The night passed without incident. When the call to prayer signalled the dawn, he felt sure there would be no killing at that point, and he fell asleep. With a rueful smile, he adds that he should admit feeling some pleasure in being able to quote - if only to himself in the confines of his cell - the famous Mark Twain line that "reports of my death have been greatly exaggerated."

A balding, pale man with clear blue eyes, Mr. Johnston tells his story in a hushed voice, dispassionately, like the veteran journalist he is. He is calm, reporting from the centre of his own horror for his avid listeners, as if in the middle of a war zone.

He passed 114 days as a hostage analyzing himself and his life. "I did go right through my life and my personality," he says. "I used to think I was doing a psychological job on myself that you would pay a lot for in Manhattan," he continues without a change in his serious voice.

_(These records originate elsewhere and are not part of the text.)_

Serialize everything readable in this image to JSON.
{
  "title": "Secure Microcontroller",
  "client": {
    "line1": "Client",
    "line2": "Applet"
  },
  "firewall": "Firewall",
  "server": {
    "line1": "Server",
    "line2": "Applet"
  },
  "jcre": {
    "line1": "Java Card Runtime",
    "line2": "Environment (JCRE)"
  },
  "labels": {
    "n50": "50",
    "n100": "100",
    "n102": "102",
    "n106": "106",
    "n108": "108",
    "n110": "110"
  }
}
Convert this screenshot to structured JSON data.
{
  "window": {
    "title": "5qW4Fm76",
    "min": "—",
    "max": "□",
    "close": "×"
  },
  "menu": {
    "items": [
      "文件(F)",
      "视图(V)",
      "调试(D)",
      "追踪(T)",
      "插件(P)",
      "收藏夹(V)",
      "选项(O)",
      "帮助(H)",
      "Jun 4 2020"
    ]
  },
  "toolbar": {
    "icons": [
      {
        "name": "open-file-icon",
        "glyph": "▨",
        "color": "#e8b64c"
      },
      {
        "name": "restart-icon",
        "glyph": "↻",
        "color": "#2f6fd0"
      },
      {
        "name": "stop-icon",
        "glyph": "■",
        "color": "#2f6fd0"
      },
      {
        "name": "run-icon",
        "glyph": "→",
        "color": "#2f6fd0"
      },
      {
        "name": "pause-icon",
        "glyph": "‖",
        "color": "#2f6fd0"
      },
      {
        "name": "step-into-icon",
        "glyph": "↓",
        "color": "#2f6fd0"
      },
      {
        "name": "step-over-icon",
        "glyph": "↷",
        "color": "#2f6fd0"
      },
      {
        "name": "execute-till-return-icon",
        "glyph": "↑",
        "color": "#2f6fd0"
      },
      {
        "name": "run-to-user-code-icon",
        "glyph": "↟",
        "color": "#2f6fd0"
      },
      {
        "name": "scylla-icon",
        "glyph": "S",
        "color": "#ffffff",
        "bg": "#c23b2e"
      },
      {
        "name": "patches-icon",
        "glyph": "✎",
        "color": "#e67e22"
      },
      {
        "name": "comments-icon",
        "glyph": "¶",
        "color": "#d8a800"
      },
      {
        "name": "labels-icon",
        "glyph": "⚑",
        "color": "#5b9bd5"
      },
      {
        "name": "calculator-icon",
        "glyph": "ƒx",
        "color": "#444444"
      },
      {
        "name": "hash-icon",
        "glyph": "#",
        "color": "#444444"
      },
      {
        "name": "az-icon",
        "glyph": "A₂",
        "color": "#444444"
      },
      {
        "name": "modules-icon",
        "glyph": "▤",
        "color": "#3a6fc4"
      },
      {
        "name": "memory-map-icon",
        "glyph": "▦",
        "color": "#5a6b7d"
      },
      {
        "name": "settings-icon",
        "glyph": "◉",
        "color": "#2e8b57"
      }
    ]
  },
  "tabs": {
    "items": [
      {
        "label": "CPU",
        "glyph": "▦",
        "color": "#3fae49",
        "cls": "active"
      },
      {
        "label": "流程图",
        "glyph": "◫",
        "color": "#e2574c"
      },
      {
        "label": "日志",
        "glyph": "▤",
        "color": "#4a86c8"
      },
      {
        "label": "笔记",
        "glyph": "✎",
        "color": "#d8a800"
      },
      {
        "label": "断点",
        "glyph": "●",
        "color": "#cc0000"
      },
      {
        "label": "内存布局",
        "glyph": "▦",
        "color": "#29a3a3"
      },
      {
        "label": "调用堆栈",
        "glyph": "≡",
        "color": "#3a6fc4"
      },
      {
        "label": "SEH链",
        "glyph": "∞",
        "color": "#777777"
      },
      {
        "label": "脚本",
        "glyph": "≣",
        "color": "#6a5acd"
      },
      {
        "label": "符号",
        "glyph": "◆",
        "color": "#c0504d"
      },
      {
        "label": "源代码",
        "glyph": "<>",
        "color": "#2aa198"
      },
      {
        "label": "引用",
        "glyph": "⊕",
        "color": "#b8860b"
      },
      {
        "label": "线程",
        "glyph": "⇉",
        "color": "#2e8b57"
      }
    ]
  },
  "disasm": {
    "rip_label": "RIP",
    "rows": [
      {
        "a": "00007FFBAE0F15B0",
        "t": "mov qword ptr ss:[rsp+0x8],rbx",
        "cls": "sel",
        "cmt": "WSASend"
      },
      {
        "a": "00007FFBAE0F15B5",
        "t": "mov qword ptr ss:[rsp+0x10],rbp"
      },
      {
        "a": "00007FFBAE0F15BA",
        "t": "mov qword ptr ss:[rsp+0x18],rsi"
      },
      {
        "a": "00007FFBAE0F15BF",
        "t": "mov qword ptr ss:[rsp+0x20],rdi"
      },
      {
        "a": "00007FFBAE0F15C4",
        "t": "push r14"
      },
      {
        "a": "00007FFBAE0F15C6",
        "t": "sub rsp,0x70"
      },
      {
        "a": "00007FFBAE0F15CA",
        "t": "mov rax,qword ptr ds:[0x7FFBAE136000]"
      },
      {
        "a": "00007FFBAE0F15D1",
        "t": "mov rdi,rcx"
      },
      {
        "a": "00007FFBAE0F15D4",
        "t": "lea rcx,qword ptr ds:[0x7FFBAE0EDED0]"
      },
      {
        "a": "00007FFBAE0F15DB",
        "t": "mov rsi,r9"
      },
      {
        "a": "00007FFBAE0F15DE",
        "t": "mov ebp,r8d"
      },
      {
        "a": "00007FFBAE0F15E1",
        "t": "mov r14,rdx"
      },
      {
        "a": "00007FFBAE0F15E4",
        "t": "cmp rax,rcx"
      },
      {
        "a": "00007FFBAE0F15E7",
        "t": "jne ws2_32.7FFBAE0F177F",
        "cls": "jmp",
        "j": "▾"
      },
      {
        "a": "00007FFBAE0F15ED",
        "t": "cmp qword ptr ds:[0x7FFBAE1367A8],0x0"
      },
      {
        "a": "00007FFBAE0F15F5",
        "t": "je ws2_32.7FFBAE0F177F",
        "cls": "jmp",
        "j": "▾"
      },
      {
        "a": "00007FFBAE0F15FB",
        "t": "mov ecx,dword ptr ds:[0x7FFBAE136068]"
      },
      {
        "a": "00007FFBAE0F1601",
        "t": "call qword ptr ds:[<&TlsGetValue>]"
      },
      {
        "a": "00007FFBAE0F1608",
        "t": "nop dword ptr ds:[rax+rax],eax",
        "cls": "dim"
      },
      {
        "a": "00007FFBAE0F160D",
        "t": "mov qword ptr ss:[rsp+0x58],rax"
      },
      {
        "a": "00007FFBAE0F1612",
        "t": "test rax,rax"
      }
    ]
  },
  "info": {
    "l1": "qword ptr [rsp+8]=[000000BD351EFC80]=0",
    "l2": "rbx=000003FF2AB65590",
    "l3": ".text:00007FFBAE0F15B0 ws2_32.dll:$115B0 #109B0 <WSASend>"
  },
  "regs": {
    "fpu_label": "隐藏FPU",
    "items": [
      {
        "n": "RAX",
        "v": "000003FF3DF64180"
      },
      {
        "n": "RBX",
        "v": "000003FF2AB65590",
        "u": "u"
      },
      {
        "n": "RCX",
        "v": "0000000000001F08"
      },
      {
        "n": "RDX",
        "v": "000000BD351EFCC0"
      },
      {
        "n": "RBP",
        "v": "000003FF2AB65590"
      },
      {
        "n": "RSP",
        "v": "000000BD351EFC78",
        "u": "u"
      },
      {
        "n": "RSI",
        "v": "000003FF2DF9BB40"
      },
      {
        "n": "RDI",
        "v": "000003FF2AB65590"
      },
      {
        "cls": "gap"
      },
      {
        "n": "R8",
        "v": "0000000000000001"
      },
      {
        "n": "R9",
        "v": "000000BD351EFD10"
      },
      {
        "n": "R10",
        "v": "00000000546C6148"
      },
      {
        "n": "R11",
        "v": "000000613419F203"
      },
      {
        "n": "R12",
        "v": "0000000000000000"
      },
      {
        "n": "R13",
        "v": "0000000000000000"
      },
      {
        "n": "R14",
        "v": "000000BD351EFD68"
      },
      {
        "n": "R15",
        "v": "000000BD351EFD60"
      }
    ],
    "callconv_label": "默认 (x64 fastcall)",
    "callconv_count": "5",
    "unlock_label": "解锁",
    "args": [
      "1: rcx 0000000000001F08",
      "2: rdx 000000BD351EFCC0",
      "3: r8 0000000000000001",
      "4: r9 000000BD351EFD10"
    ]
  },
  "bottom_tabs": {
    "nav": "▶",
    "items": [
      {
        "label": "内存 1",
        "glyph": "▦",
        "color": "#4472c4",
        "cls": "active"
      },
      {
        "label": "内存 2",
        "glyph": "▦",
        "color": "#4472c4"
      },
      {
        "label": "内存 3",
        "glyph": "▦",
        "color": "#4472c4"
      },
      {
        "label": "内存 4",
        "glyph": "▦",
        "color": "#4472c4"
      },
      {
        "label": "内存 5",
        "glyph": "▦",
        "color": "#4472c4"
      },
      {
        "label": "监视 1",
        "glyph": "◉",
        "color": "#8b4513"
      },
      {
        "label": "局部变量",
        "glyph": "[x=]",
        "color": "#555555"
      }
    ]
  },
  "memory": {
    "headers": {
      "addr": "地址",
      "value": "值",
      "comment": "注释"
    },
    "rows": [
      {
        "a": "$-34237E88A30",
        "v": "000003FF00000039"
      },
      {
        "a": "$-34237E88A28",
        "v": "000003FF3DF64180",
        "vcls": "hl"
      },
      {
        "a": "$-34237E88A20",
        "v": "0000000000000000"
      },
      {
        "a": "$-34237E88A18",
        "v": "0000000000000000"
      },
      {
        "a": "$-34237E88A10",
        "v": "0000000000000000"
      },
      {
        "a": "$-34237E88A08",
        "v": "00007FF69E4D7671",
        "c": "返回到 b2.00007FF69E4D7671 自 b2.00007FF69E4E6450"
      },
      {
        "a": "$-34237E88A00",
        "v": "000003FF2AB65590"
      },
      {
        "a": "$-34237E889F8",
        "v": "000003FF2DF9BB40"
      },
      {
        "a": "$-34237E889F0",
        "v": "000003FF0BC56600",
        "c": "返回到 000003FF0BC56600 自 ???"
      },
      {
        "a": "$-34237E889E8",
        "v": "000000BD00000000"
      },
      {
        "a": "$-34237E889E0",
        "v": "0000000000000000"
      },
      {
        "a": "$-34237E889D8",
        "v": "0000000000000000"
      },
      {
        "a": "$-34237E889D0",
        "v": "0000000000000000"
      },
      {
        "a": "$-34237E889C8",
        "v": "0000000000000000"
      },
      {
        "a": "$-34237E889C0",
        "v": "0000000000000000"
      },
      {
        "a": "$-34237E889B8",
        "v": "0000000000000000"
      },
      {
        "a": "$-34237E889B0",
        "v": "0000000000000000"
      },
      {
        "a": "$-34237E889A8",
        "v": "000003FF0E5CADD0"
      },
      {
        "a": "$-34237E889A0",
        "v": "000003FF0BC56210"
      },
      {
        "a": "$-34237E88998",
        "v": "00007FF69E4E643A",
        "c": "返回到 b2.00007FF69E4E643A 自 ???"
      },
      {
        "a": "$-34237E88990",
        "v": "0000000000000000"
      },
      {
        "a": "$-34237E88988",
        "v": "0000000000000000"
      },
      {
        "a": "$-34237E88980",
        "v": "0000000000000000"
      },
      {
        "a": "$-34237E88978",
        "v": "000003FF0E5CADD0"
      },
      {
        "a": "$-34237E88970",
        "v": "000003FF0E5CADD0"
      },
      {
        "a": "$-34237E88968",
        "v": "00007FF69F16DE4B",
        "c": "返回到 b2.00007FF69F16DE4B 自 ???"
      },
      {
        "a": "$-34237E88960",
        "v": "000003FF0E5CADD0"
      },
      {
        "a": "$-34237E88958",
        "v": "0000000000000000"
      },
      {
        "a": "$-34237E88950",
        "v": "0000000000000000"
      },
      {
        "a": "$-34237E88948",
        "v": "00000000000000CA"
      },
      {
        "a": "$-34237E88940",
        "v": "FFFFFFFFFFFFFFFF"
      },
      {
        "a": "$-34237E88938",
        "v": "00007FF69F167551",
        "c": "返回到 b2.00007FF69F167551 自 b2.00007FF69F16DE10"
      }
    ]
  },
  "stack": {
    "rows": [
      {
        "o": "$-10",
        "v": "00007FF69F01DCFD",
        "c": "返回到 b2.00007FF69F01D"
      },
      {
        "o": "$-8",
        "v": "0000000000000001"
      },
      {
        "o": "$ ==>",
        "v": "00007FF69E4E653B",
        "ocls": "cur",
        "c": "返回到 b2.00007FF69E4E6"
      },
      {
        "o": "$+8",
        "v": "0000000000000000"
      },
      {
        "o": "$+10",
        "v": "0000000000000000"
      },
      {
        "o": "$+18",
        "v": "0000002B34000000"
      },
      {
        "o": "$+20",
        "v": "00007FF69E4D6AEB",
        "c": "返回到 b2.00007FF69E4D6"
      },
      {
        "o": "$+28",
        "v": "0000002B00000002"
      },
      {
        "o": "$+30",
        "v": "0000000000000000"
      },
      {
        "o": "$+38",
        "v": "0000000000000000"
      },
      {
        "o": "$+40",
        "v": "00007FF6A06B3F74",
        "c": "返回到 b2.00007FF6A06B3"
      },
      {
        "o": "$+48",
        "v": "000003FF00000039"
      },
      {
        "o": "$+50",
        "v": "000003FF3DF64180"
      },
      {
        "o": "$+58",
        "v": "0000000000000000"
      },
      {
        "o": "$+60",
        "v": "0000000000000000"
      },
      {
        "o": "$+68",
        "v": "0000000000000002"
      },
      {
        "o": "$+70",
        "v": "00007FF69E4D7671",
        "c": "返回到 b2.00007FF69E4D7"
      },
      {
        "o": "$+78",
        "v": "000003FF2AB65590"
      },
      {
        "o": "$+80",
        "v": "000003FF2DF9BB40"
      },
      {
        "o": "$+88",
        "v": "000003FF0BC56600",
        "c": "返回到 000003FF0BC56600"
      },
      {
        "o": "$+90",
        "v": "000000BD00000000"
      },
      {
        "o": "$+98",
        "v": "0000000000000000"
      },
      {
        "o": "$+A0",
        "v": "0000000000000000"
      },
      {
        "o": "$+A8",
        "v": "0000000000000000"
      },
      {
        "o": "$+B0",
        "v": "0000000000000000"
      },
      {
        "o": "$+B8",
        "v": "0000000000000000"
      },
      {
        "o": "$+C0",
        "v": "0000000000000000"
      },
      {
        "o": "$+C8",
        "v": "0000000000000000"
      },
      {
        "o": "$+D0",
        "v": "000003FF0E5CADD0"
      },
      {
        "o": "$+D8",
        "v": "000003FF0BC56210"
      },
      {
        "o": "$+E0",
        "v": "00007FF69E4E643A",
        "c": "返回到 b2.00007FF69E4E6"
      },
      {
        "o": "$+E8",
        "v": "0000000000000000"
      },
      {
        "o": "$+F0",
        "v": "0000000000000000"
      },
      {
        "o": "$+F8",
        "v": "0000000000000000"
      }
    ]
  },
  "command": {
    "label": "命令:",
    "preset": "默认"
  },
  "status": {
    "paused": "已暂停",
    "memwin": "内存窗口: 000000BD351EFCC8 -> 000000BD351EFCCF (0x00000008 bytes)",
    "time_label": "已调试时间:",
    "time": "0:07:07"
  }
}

Mr. Johnston was released under mounting international pressure and, in particular, through the intervention of Hamas, the Palestinian Islamist movement that had recently won power in the Palestinian Authority's general legislative election.

He now works at a desk job for the BBC in London. "One of the things I learned in that room was how much I rather like the West. I had spent most of my life to get away to more intense places. I did actually realize that home is better than I quite realized."

He also understood the beauty of freedom. "There is no sensation in the world like regaining your freedom."

He found he had more patience in the daily frustrations of life. "On the flight from Jerusalem, it was delayed an hour, and everyone was complaining, and I thought, 'What's an hour?' "

But the spell didn't last. Six weeks later, in London, he was standing in the rain waiting for a bus. "I was thinking with great impatience, 'There are no buses in this city.' "

He laughs gently, adding that the thought was both disappointing and reassuring. "That's normal. That's human nature."

People adapt to captivity, and they adapt to freedom, too.